O jeito de se fazer em palma aquele sacão enorme que se punha sobre a albarda do animal – o burro, a mula… – assim a modos dos alforges.
Só que os alforges tinham um ar mais feminino, feitos (parecia-me) de retalhos coloridos, e serviam para lá pôr, dum lado e doutro da albarda, coisas delicadas, que a senhora comprara na feira. E sobre os alforges por serem de pano, podia a senhora sentar-se de lado, sem problemas de segurança.
A gorpelha, não. Ainda que obra de mãos femininas, claro, era objecto para ser manuseado por mãos calejadas. Lá se transportavam as alfarrobas. Menos as amêndoas que sempre me lembro de as ver em sacas, que amêndoa exige mais delicadeza de trato. Alfarroba, não. Tem casca rugosa, é comprida e ajeita-se bem na gorpelha. Também o feno. Acho que me lembro de se pôr feno na gorpelha. Feno e folharasca para a cama das bestas.
Grande invenção a gorpelha!
E, portanto, além de ter pedido ao Emanuel Sancho que, da sua preciosa colecção, me cedesse uma foto ilustrativa, fui investigar a origem do nome.
Dir-me-ão logo que é golpelha que se escreve e não gorpelha. Esclarecerei que há as duas formas. Golpelha é mais difícil de pronunciar, até porque duas sílabas seguidas com l (gol e pelh) a gente gosta logo de fazer a dissimilação e mete o r. Acrescentar-se-á que, do ponto de vista etimológico, da origem da palavra, gorpelha (com r) é que está correcto, porque deriva da palavra latina «corbicula», que se encontra registada na obra do agrónomo latino Paládio (livro 3, 10.6), com o significado – imagine-se! – de «cesto pequeno». De pequeno passou a grande no Algarve (as manigâncias que a língua traz!…); e o «b» passou a «p», que é mais fácil de pronunciar.
Anote-se: a, por vezes, indicada, origem da palavra a partir do latim «vulpicula», ‘raposa pequena’, não pode ser senão… anedota! Quanto a ser de esparto, não nego que possa ser; eu sempre a vi de empreita. Quanto a servir para transporte de fruta, amigos, vocês acham?





Ontem fiz várias tentativas para deixar aqui o meu comentário.

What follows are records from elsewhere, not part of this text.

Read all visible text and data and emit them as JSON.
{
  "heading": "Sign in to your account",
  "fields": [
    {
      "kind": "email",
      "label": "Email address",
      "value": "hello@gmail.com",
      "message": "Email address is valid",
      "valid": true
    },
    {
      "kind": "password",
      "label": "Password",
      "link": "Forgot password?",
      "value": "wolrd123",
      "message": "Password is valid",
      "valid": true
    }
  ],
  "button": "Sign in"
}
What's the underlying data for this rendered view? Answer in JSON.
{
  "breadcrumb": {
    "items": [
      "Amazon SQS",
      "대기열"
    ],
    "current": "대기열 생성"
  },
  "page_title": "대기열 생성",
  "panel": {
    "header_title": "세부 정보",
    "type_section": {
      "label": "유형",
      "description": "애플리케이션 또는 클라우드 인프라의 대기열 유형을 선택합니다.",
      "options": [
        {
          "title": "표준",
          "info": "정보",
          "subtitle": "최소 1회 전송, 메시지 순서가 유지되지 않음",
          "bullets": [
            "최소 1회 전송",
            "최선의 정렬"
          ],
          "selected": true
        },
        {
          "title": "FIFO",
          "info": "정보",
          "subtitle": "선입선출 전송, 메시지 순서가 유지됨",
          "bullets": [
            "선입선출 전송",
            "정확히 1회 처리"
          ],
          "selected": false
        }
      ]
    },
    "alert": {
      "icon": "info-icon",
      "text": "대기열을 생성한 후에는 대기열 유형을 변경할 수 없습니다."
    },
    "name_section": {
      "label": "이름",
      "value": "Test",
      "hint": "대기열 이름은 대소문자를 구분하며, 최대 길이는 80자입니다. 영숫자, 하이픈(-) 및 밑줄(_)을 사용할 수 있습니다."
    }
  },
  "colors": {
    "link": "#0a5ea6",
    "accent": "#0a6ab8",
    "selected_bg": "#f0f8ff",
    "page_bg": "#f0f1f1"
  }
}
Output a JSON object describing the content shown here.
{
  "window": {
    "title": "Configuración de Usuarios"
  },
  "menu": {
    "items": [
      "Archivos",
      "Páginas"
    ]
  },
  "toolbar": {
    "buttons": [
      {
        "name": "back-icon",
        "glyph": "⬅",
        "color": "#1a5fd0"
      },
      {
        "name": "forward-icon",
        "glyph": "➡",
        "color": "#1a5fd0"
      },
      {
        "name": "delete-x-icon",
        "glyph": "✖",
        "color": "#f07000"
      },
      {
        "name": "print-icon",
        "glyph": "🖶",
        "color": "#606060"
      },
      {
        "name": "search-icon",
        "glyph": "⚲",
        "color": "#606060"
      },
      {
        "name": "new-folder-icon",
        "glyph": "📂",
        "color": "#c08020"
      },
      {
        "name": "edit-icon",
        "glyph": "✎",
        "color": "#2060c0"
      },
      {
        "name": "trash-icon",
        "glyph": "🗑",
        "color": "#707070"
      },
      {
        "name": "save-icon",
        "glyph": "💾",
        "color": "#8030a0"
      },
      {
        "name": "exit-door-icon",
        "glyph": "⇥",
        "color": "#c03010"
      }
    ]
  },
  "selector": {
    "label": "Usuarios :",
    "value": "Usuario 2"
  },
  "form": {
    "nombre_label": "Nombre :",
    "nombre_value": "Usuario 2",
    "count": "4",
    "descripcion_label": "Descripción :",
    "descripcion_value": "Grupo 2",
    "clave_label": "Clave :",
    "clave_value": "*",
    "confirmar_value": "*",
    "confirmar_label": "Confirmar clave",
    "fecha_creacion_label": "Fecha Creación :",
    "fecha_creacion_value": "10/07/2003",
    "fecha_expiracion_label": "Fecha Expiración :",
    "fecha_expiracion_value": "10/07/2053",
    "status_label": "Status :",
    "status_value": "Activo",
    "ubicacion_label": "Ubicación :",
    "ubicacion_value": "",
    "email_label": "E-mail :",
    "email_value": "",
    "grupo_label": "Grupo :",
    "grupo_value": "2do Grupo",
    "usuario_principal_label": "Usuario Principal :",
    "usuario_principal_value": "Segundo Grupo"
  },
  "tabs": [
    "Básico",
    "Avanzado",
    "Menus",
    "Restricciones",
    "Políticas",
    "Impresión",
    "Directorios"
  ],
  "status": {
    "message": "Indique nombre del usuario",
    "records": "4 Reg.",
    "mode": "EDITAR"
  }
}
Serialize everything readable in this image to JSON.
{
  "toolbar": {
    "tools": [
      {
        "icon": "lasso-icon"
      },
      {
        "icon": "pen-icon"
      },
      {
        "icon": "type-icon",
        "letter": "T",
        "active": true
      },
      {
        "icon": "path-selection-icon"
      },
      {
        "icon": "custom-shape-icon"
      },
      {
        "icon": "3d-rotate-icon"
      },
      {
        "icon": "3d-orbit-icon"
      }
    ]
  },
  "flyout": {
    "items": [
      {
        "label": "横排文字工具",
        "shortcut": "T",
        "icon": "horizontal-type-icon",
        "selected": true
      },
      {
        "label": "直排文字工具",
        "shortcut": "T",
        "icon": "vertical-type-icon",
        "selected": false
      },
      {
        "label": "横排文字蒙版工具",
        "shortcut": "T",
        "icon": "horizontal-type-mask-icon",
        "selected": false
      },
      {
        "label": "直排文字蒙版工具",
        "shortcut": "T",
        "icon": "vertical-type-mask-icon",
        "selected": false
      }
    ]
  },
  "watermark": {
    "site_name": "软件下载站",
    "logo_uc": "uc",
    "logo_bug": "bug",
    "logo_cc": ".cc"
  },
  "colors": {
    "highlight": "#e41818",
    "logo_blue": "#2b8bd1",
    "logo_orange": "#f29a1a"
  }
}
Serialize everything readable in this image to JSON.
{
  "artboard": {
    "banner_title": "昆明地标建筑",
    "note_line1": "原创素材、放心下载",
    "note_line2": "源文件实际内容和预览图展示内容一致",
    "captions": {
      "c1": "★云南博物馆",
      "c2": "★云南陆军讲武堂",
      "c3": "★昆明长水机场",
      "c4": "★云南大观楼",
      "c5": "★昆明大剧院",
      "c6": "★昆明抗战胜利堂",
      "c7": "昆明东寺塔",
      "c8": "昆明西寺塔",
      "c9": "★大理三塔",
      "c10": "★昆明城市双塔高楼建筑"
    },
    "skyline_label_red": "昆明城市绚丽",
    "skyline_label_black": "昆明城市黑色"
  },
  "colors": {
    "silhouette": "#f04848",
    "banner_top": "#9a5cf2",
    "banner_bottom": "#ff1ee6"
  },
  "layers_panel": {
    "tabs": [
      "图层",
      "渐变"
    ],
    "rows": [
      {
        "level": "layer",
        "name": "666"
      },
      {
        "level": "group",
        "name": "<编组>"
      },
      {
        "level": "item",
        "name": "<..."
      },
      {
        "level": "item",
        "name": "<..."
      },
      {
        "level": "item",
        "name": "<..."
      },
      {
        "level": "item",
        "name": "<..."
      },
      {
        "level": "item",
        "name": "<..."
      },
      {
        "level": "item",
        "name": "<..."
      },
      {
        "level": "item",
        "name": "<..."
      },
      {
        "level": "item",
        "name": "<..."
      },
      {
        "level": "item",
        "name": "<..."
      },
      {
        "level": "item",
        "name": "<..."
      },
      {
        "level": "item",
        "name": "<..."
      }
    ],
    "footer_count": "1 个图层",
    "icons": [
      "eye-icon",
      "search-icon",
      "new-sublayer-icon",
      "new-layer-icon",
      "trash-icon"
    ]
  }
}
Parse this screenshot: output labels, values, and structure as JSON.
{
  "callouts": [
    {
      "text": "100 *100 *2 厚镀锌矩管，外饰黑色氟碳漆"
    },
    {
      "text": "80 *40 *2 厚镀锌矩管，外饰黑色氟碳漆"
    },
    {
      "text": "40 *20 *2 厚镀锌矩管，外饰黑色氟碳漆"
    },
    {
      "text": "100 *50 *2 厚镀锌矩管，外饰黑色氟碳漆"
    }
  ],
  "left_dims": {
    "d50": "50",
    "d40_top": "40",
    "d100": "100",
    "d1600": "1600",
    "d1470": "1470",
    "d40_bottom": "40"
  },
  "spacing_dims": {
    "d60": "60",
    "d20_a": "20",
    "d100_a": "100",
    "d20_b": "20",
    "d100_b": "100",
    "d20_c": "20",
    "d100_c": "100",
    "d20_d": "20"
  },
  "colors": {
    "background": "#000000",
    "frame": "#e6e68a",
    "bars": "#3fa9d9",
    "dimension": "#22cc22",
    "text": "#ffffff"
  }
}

De todas as vezes que ia submeter o texto, ficava sem Internet, de modo que achei melhor guardar para hoje.
A imagem é preciosa, quase daria para uma análise sociológica sobre as formas de vida de certo período de antanho nos algarves (alguma região em especial).
Como já tive ocasião de dizer não conhecia a golpelha, a única palavra que o corrector ortográfico não assinala como errada e o dicionário me diz que é uma alcofa grande, um seirão.
Olhando para a gorpelha da foto, diria que era um colchão pouco encorpado, e atribuía-lhe outra função.
Para transportar fruta, e atendendo às imagens vídeo (artefactos muito diferentes do que vemos na imagem) só transformados em duas sacolas simétricas ligadas por uma banda de tecido para que o dono/a do jumento pudesse instalar-se na viagem…
De qualquer modo, golpelha ou gorpelha, aprendi mais um regionalismo e suas utilidade.
De: Maria Jose Azevedo Santos
Enviada: 20 de julho de 2024 19:39
Muito interessante o que nos contas.
Num caderninho de despesas de 1474 onde foram apontados gastos com pescado e transporte respectivo para Santarém onde estava, então, o rei, há várias referências a golpellas que levam os salmonetes, os linguados ou as ostras. Nunca surge gorpelha.
Ver: Maria José Azevedo Santos, «O peixe e a fruta na alimentação da corte de D. Afonso V», in A Alimentação em Portugal na Idade Média .Fontes .Cultura e Sociedade, Coimbra,1997, p. 32.